Между прочим, Марк Аврелий отдает долг не столько его уму, сколько чувству. «От Фронтона я разглядел, какова тиранская алчность, каковы их изощренность и притворство и как мало тепла в этих наших так называемых патрициях» (I, 11). Краткость этой похвалы поражает. Можно было бы много чего еще сказать об учителе, которому он некогда писал: «Из меня что-нибудь выйдет, если ты пожелаешь». Но когда пятидесятилетний Аврелий «в Карнунте» и «близ Грана» платил по старым долгам, он был уже только моралистом. Умственная культура для него стала безразлична — ценность в его глазах имела только культура души. Тогда он вспоминал, что мать передала ему любовь к простоте, «совсем не как у богачей». Это могло быть аристократическое равнодушие к деньгам, которых он получил с избытком, или состояние души, тянущейся к суровой жизни.
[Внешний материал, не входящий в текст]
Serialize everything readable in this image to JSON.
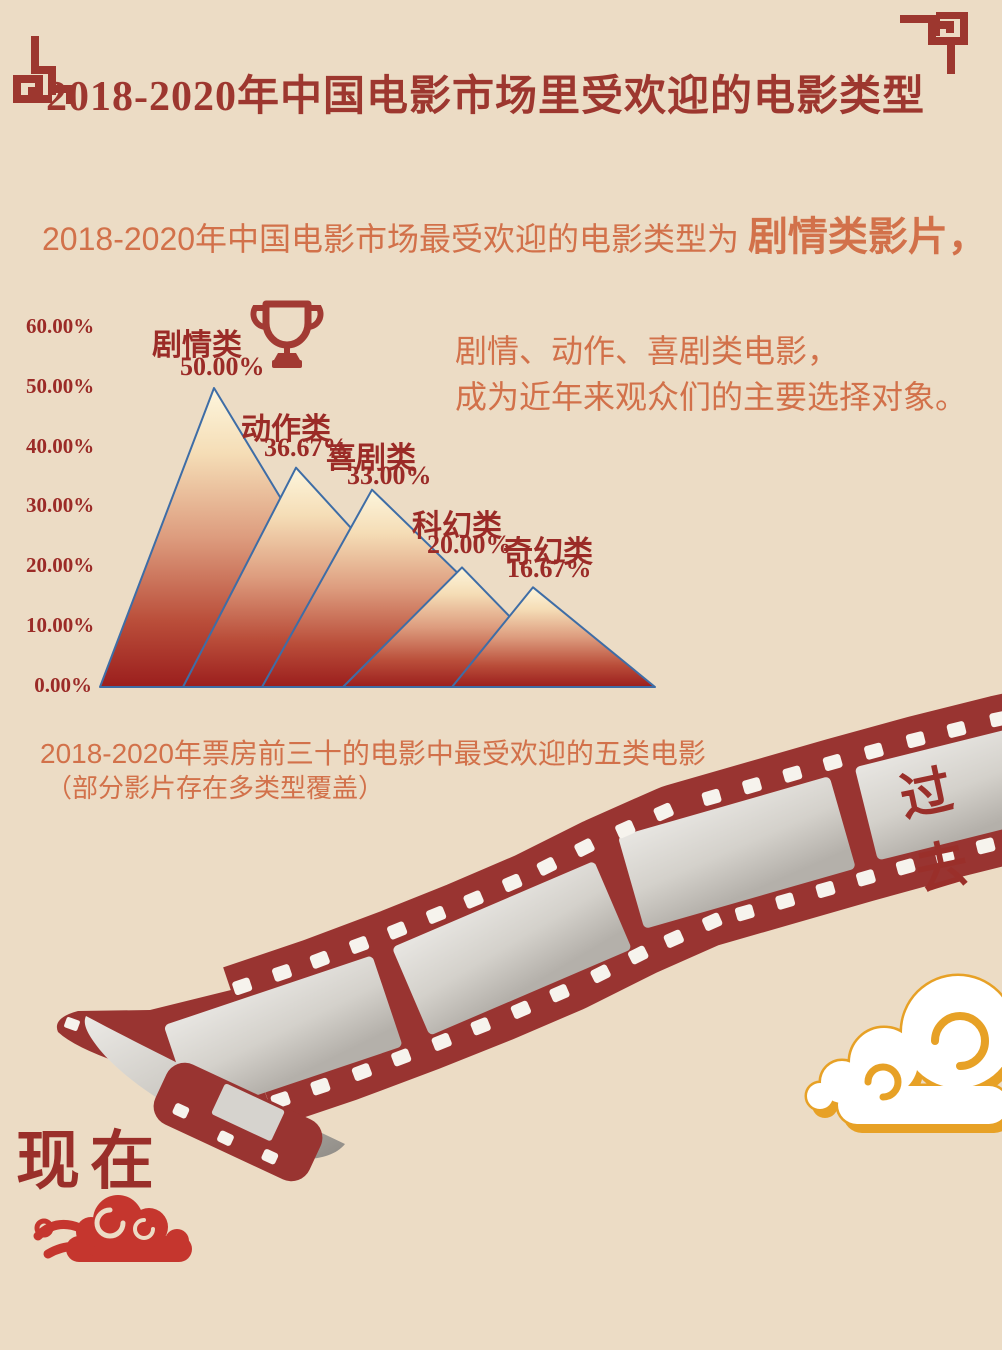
{
  "page": {
    "background": "#ecdcc5"
  },
  "header": {
    "title": "2018-2020年中国电影市场里受欢迎的电影类型"
  },
  "intro": {
    "lead": "2018-2020年中国电影市场最受欢迎的电影类型为 ",
    "highlight": "剧情类影片，"
  },
  "chart_data": {
    "type": "area",
    "style": "overlapping-triangle-peaks",
    "categories": [
      "剧情类",
      "动作类",
      "喜剧类",
      "科幻类",
      "奇幻类"
    ],
    "values": [
      50.0,
      36.67,
      33.0,
      20.0,
      16.67
    ],
    "value_labels": [
      "50.00%",
      "36.67%",
      "33.00%",
      "20.00%",
      "16.67%"
    ],
    "y_ticks": [
      "60.00%",
      "50.00%",
      "40.00%",
      "30.00%",
      "20.00%",
      "10.00%",
      "0.00%"
    ],
    "ylim": [
      0,
      60
    ],
    "grid": false,
    "legend": "none",
    "winner_category": "剧情类",
    "caption_line1": "2018-2020年票房前三十的电影中最受欢迎的五类电影",
    "caption_line2": "（部分影片存在多类型覆盖）"
  },
  "side_note": {
    "line1": "剧情、动作、喜剧类电影，",
    "line2": "成为近年来观众们的主要选择对象。"
  },
  "timeline": {
    "past": "过去",
    "present": "现在"
  },
  "colors": {
    "background": "#ecdcc5",
    "deep_red": "#9d372f",
    "label_red": "#9b2b27",
    "orange": "#d2714a",
    "film_red": "#993431",
    "mountain_stroke": "#3e6da6",
    "gold": "#e7a126",
    "cloud_red": "#c5362e"
  },
  "icons": {
    "trophy": "trophy-icon",
    "corner_left": "fret-corner-icon",
    "corner_right": "fret-corner-icon",
    "film": "film-strip",
    "clouds": [
      "gold-cloud",
      "red-cloud"
    ]
  }
}
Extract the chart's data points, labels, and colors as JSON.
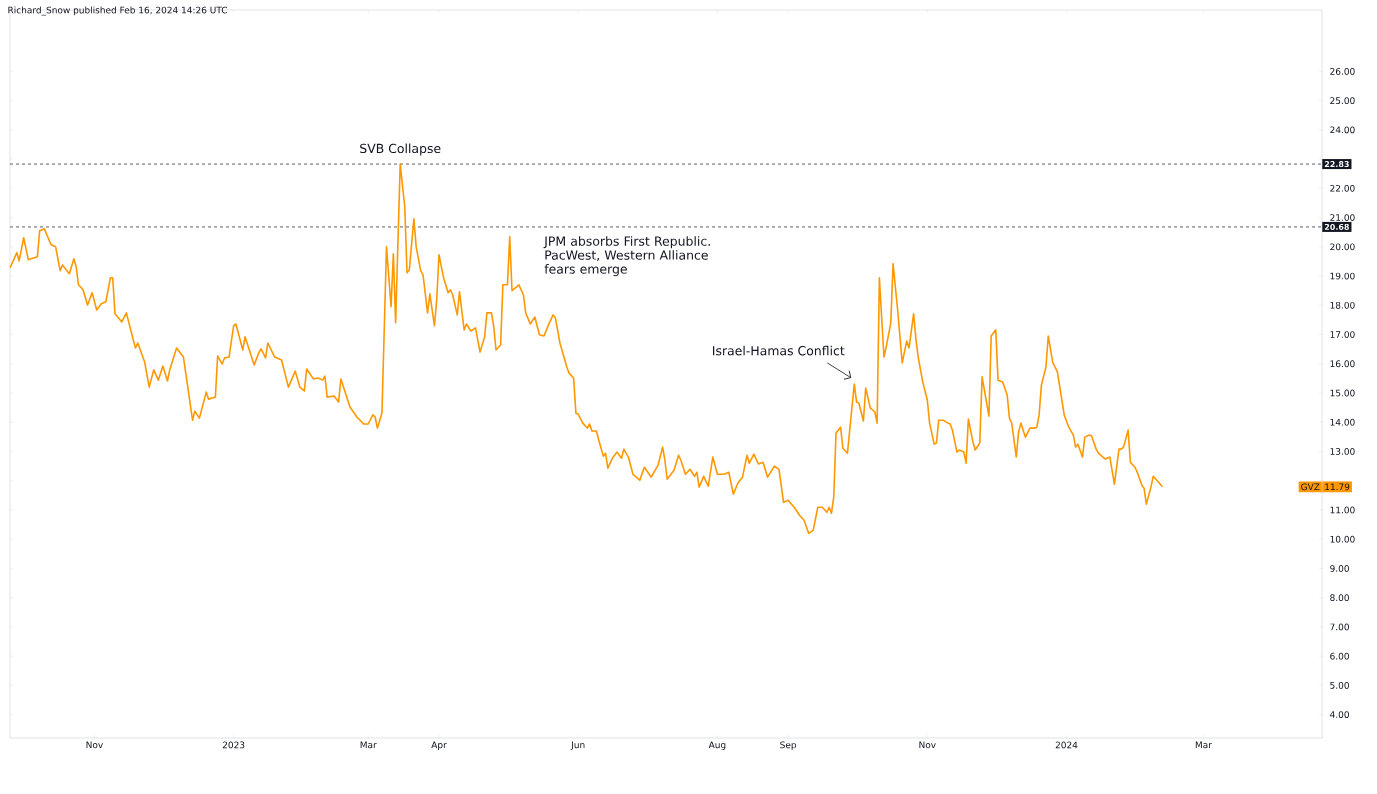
{
  "chart_data": {
    "type": "line",
    "x": [
      "2022-09-25",
      "2022-09-28",
      "2022-09-29",
      "2022-10-01",
      "2022-10-03",
      "2022-10-07",
      "2022-10-08",
      "2022-10-10",
      "2022-10-13",
      "2022-10-15",
      "2022-10-17",
      "2022-10-18",
      "2022-10-21",
      "2022-10-23",
      "2022-10-24",
      "2022-10-25",
      "2022-10-27",
      "2022-10-29",
      "2022-10-31",
      "2022-11-02",
      "2022-11-04",
      "2022-11-06",
      "2022-11-08",
      "2022-11-09",
      "2022-11-10",
      "2022-11-13",
      "2022-11-15",
      "2022-11-18",
      "2022-11-19",
      "2022-11-20",
      "2022-11-23",
      "2022-11-25",
      "2022-11-27",
      "2022-11-29",
      "2022-12-01",
      "2022-12-03",
      "2022-12-04",
      "2022-12-07",
      "2022-12-10",
      "2022-12-14",
      "2022-12-15",
      "2022-12-17",
      "2022-12-20",
      "2022-12-21",
      "2022-12-24",
      "2022-12-25",
      "2022-12-27",
      "2022-12-28",
      "2022-12-30",
      "2023-01-01",
      "2023-01-02",
      "2023-01-05",
      "2023-01-06",
      "2023-01-10",
      "2023-01-12",
      "2023-01-13",
      "2023-01-15",
      "2023-01-16",
      "2023-01-19",
      "2023-01-22",
      "2023-01-25",
      "2023-01-28",
      "2023-01-30",
      "2023-02-01",
      "2023-02-02",
      "2023-02-05",
      "2023-02-07",
      "2023-02-09",
      "2023-02-10",
      "2023-02-11",
      "2023-02-14",
      "2023-02-16",
      "2023-02-17",
      "2023-02-19",
      "2023-02-21",
      "2023-02-24",
      "2023-02-27",
      "2023-03-01",
      "2023-03-03",
      "2023-03-04",
      "2023-03-05",
      "2023-03-07",
      "2023-03-09",
      "2023-03-11",
      "2023-03-12",
      "2023-03-13",
      "2023-03-15",
      "2023-03-17",
      "2023-03-18",
      "2023-03-19",
      "2023-03-21",
      "2023-03-22",
      "2023-03-24",
      "2023-03-25",
      "2023-03-27",
      "2023-03-28",
      "2023-03-30",
      "2023-03-31",
      "2023-04-01",
      "2023-04-03",
      "2023-04-05",
      "2023-04-06",
      "2023-04-07",
      "2023-04-09",
      "2023-04-10",
      "2023-04-12",
      "2023-04-13",
      "2023-04-15",
      "2023-04-17",
      "2023-04-19",
      "2023-04-21",
      "2023-04-22",
      "2023-04-24",
      "2023-04-25",
      "2023-04-26",
      "2023-04-28",
      "2023-04-29",
      "2023-05-01",
      "2023-05-02",
      "2023-05-03",
      "2023-05-05",
      "2023-05-06",
      "2023-05-08",
      "2023-05-09",
      "2023-05-11",
      "2023-05-13",
      "2023-05-15",
      "2023-05-17",
      "2023-05-19",
      "2023-05-21",
      "2023-05-22",
      "2023-05-24",
      "2023-05-27",
      "2023-05-28",
      "2023-05-30",
      "2023-05-31",
      "2023-06-01",
      "2023-06-03",
      "2023-06-05",
      "2023-06-06",
      "2023-06-07",
      "2023-06-09",
      "2023-06-10",
      "2023-06-12",
      "2023-06-13",
      "2023-06-14",
      "2023-06-16",
      "2023-06-18",
      "2023-06-20",
      "2023-06-21",
      "2023-06-23",
      "2023-06-25",
      "2023-06-28",
      "2023-06-30",
      "2023-07-03",
      "2023-07-06",
      "2023-07-08",
      "2023-07-09",
      "2023-07-10",
      "2023-07-13",
      "2023-07-15",
      "2023-07-16",
      "2023-07-18",
      "2023-07-20",
      "2023-07-22",
      "2023-07-23",
      "2023-07-24",
      "2023-07-26",
      "2023-07-28",
      "2023-07-30",
      "2023-08-01",
      "2023-08-04",
      "2023-08-06",
      "2023-08-08",
      "2023-08-10",
      "2023-08-12",
      "2023-08-14",
      "2023-08-15",
      "2023-08-17",
      "2023-08-19",
      "2023-08-21",
      "2023-08-23",
      "2023-08-26",
      "2023-08-28",
      "2023-08-30",
      "2023-09-01",
      "2023-09-04",
      "2023-09-06",
      "2023-09-08",
      "2023-09-10",
      "2023-09-12",
      "2023-09-14",
      "2023-09-16",
      "2023-09-18",
      "2023-09-19",
      "2023-09-20",
      "2023-09-21",
      "2023-09-22",
      "2023-09-24",
      "2023-09-25",
      "2023-09-27",
      "2023-09-30",
      "2023-10-01",
      "2023-10-02",
      "2023-10-04",
      "2023-10-05",
      "2023-10-07",
      "2023-10-09",
      "2023-10-10",
      "2023-10-11",
      "2023-10-13",
      "2023-10-14",
      "2023-10-16",
      "2023-10-17",
      "2023-10-19",
      "2023-10-21",
      "2023-10-23",
      "2023-10-24",
      "2023-10-26",
      "2023-10-27",
      "2023-10-28",
      "2023-10-30",
      "2023-11-01",
      "2023-11-02",
      "2023-11-04",
      "2023-11-05",
      "2023-11-06",
      "2023-11-08",
      "2023-11-10",
      "2023-11-11",
      "2023-11-12",
      "2023-11-14",
      "2023-11-15",
      "2023-11-17",
      "2023-11-18",
      "2023-11-19",
      "2023-11-21",
      "2023-11-22",
      "2023-11-24",
      "2023-11-25",
      "2023-11-28",
      "2023-11-29",
      "2023-12-01",
      "2023-12-02",
      "2023-12-04",
      "2023-12-06",
      "2023-12-07",
      "2023-12-08",
      "2023-12-10",
      "2023-12-11",
      "2023-12-12",
      "2023-12-14",
      "2023-12-16",
      "2023-12-18",
      "2023-12-19",
      "2023-12-20",
      "2023-12-21",
      "2023-12-23",
      "2023-12-24",
      "2023-12-26",
      "2023-12-27",
      "2023-12-28",
      "2023-12-31",
      "2024-01-02",
      "2024-01-04",
      "2024-01-05",
      "2024-01-06",
      "2024-01-08",
      "2024-01-09",
      "2024-01-11",
      "2024-01-12",
      "2024-01-14",
      "2024-01-15",
      "2024-01-18",
      "2024-01-20",
      "2024-01-22",
      "2024-01-24",
      "2024-01-25",
      "2024-01-26",
      "2024-01-28",
      "2024-01-29",
      "2024-01-31",
      "2024-02-01",
      "2024-02-03",
      "2024-02-04",
      "2024-02-05",
      "2024-02-07",
      "2024-02-08",
      "2024-02-10",
      "2024-02-12"
    ],
    "series": [
      {
        "name": "GVZ",
        "color": "#ff9800",
        "values": [
          19.28,
          19.8,
          19.52,
          20.31,
          19.56,
          19.66,
          20.55,
          20.62,
          20.07,
          20.0,
          19.18,
          19.38,
          19.08,
          19.59,
          19.32,
          18.7,
          18.53,
          18.01,
          18.43,
          17.84,
          18.05,
          18.12,
          18.94,
          18.94,
          17.71,
          17.43,
          17.74,
          16.82,
          16.54,
          16.71,
          16.06,
          15.2,
          15.79,
          15.44,
          15.92,
          15.41,
          15.79,
          16.54,
          16.23,
          14.07,
          14.38,
          14.14,
          15.03,
          14.79,
          14.86,
          16.27,
          15.99,
          16.2,
          16.23,
          17.3,
          17.36,
          16.47,
          16.92,
          15.96,
          16.37,
          16.51,
          16.2,
          16.71,
          16.23,
          16.13,
          15.2,
          15.75,
          15.2,
          15.07,
          15.82,
          15.48,
          15.51,
          15.44,
          15.58,
          14.86,
          14.9,
          14.69,
          15.48,
          15.0,
          14.52,
          14.18,
          13.94,
          13.94,
          14.25,
          14.18,
          13.8,
          14.31,
          20.0,
          17.95,
          19.76,
          17.4,
          22.83,
          21.37,
          19.11,
          19.21,
          20.96,
          20.0,
          19.18,
          19.04,
          17.74,
          18.39,
          17.3,
          18.19,
          19.73,
          18.94,
          18.43,
          18.53,
          18.36,
          17.67,
          18.46,
          17.16,
          17.36,
          17.12,
          17.23,
          16.4,
          16.92,
          17.74,
          17.74,
          17.26,
          16.47,
          16.64,
          18.7,
          18.7,
          20.35,
          18.5,
          18.63,
          18.7,
          18.36,
          17.74,
          17.36,
          17.6,
          16.99,
          16.95,
          17.33,
          17.67,
          17.57,
          16.71,
          15.89,
          15.68,
          15.51,
          14.31,
          14.28,
          13.97,
          13.8,
          13.94,
          13.7,
          13.7,
          13.39,
          12.84,
          12.94,
          12.43,
          12.77,
          12.98,
          12.77,
          13.08,
          12.81,
          12.22,
          12.02,
          12.46,
          12.12,
          12.53,
          13.15,
          12.7,
          12.05,
          12.36,
          12.87,
          12.7,
          12.22,
          12.39,
          12.15,
          12.29,
          11.78,
          12.15,
          11.81,
          12.81,
          12.22,
          12.22,
          12.29,
          11.54,
          11.92,
          12.12,
          12.87,
          12.6,
          12.91,
          12.57,
          12.63,
          12.12,
          12.5,
          12.39,
          11.26,
          11.33,
          11.06,
          10.82,
          10.65,
          10.2,
          10.3,
          11.09,
          11.09,
          10.92,
          11.09,
          10.89,
          11.44,
          13.63,
          13.83,
          13.11,
          12.94,
          15.31,
          14.69,
          14.66,
          14.04,
          15.17,
          14.49,
          14.35,
          13.97,
          18.94,
          16.23,
          16.58,
          17.4,
          19.42,
          17.84,
          16.03,
          16.78,
          16.54,
          17.71,
          16.85,
          16.23,
          15.38,
          14.76,
          13.97,
          13.25,
          13.29,
          14.07,
          14.07,
          13.97,
          13.94,
          13.73,
          12.98,
          13.05,
          12.98,
          12.6,
          14.11,
          13.32,
          13.05,
          13.29,
          15.55,
          14.21,
          16.95,
          17.16,
          15.44,
          15.38,
          14.93,
          14.14,
          13.97,
          12.81,
          13.66,
          13.97,
          13.49,
          13.8,
          13.8,
          13.83,
          14.25,
          15.27,
          15.89,
          16.95,
          16.03,
          15.89,
          15.72,
          14.25,
          13.83,
          13.56,
          13.15,
          13.25,
          12.81,
          13.49,
          13.56,
          13.53,
          13.08,
          12.94,
          12.74,
          12.81,
          11.88,
          13.08,
          13.08,
          13.15,
          13.73,
          12.63,
          12.46,
          12.29,
          11.85,
          11.74,
          11.2,
          11.78,
          12.15,
          11.98,
          11.79
        ]
      }
    ],
    "xlim": [
      "2022-09-25",
      "2024-04-22"
    ],
    "xticks": [
      {
        "value": "2022-11-01",
        "label": "Nov"
      },
      {
        "value": "2023-01-01",
        "label": "2023"
      },
      {
        "value": "2023-03-01",
        "label": "Mar"
      },
      {
        "value": "2023-04-01",
        "label": "Apr"
      },
      {
        "value": "2023-06-01",
        "label": "Jun"
      },
      {
        "value": "2023-08-01",
        "label": "Aug"
      },
      {
        "value": "2023-09-01",
        "label": "Sep"
      },
      {
        "value": "2023-11-01",
        "label": "Nov"
      },
      {
        "value": "2024-01-01",
        "label": "2024"
      },
      {
        "value": "2024-03-01",
        "label": "Mar"
      }
    ],
    "ylim": [
      3.2,
      28.1
    ],
    "yticks": [
      {
        "value": 4,
        "label": "4.00"
      },
      {
        "value": 5,
        "label": "5.00"
      },
      {
        "value": 6,
        "label": "6.00"
      },
      {
        "value": 7,
        "label": "7.00"
      },
      {
        "value": 8,
        "label": "8.00"
      },
      {
        "value": 9,
        "label": "9.00"
      },
      {
        "value": 10,
        "label": "10.00"
      },
      {
        "value": 11,
        "label": "11.00"
      },
      {
        "value": 12,
        "label": null
      },
      {
        "value": 13,
        "label": "13.00"
      },
      {
        "value": 14,
        "label": "14.00"
      },
      {
        "value": 15,
        "label": "15.00"
      },
      {
        "value": 16,
        "label": "16.00"
      },
      {
        "value": 17,
        "label": "17.00"
      },
      {
        "value": 18,
        "label": "18.00"
      },
      {
        "value": 19,
        "label": "19.00"
      },
      {
        "value": 20,
        "label": "20.00"
      },
      {
        "value": 21,
        "label": "21.00"
      },
      {
        "value": 22,
        "label": "22.00"
      },
      {
        "value": 23,
        "label": null
      },
      {
        "value": 24,
        "label": "24.00"
      },
      {
        "value": 25,
        "label": "25.00"
      },
      {
        "value": 26,
        "label": "26.00"
      }
    ],
    "ref_lines": [
      {
        "axis": "y",
        "value": 22.83,
        "label": "22.83",
        "color": "#131722",
        "line_style": "dashed"
      },
      {
        "axis": "y",
        "value": 20.68,
        "label": "20.68",
        "color": "#131722",
        "line_style": "dashed"
      }
    ],
    "annotations": [
      "Richard_Snow published Feb 16, 2024 14:26 UTC",
      {
        "text": "SVB Collapse",
        "x": "2023-03-15",
        "y": 22.83
      },
      "JPM absorbs First Republic. PacWest, Western Alliance fears emerge",
      {
        "text": "Israel-Hamas Conflict",
        "x": "2023-09-30",
        "y": 15.31
      },
      "11.79"
    ],
    "grid": false,
    "legend": "right"
  }
}
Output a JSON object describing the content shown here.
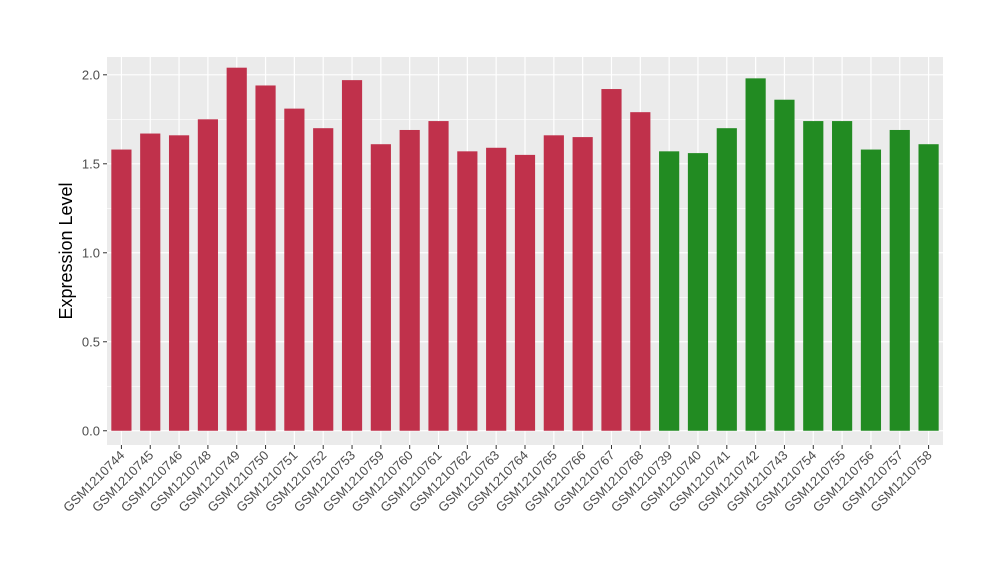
{
  "chart_data": {
    "type": "bar",
    "ylabel": "Expression Level",
    "xlabel": "",
    "ylim": [
      -0.08,
      2.1
    ],
    "yticks": [
      0.0,
      0.5,
      1.0,
      1.5,
      2.0
    ],
    "ytick_labels": [
      "0.0",
      "0.5",
      "1.0",
      "1.5",
      "2.0"
    ],
    "grid": true,
    "panel_background": "#EBEBEB",
    "grid_color": "#FFFFFF",
    "categories": [
      "GSM1210744",
      "GSM1210745",
      "GSM1210746",
      "GSM1210748",
      "GSM1210749",
      "GSM1210750",
      "GSM1210751",
      "GSM1210752",
      "GSM1210753",
      "GSM1210759",
      "GSM1210760",
      "GSM1210761",
      "GSM1210762",
      "GSM1210763",
      "GSM1210764",
      "GSM1210765",
      "GSM1210766",
      "GSM1210767",
      "GSM1210768",
      "GSM1210739",
      "GSM1210740",
      "GSM1210741",
      "GSM1210742",
      "GSM1210743",
      "GSM1210754",
      "GSM1210755",
      "GSM1210756",
      "GSM1210757",
      "GSM1210758"
    ],
    "values": [
      1.58,
      1.67,
      1.66,
      1.75,
      2.04,
      1.94,
      1.81,
      1.7,
      1.97,
      1.61,
      1.69,
      1.74,
      1.57,
      1.59,
      1.55,
      1.66,
      1.65,
      1.92,
      1.79,
      1.57,
      1.56,
      1.7,
      1.98,
      1.86,
      1.74,
      1.74,
      1.58,
      1.69,
      1.61
    ],
    "colors": [
      "#C0314B",
      "#C0314B",
      "#C0314B",
      "#C0314B",
      "#C0314B",
      "#C0314B",
      "#C0314B",
      "#C0314B",
      "#C0314B",
      "#C0314B",
      "#C0314B",
      "#C0314B",
      "#C0314B",
      "#C0314B",
      "#C0314B",
      "#C0314B",
      "#C0314B",
      "#C0314B",
      "#C0314B",
      "#228B22",
      "#228B22",
      "#228B22",
      "#228B22",
      "#228B22",
      "#228B22",
      "#228B22",
      "#228B22",
      "#228B22",
      "#228B22"
    ]
  }
}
Марк Аврелий отказался от атрибута своего положения — лампадариев[21] — и хотел жить «подобно обывателю», но не подобно «так называемым патрициям», в которых «мало тепла». Была ли в нем жилка социалиста, желал ли он не отрываться от народа? По-видимому, он об этом не заботился. Он был просто сдержан по природе и по семейной традиции, откуда и выбор его философии. У него не видно сочувственного отклика на страдания бедняков. Благотворительность не дело стоиков — это дело христиан, что тогда еще недостаточно ясно можно было увидеть. В римском обществе она, совершенно очевидно, существовала, но в другой форме и под другими именами: общественная помощь (alimenta) и частная, зародыш будущих касс взаимопомощи — «похоронные коллегии» плебса.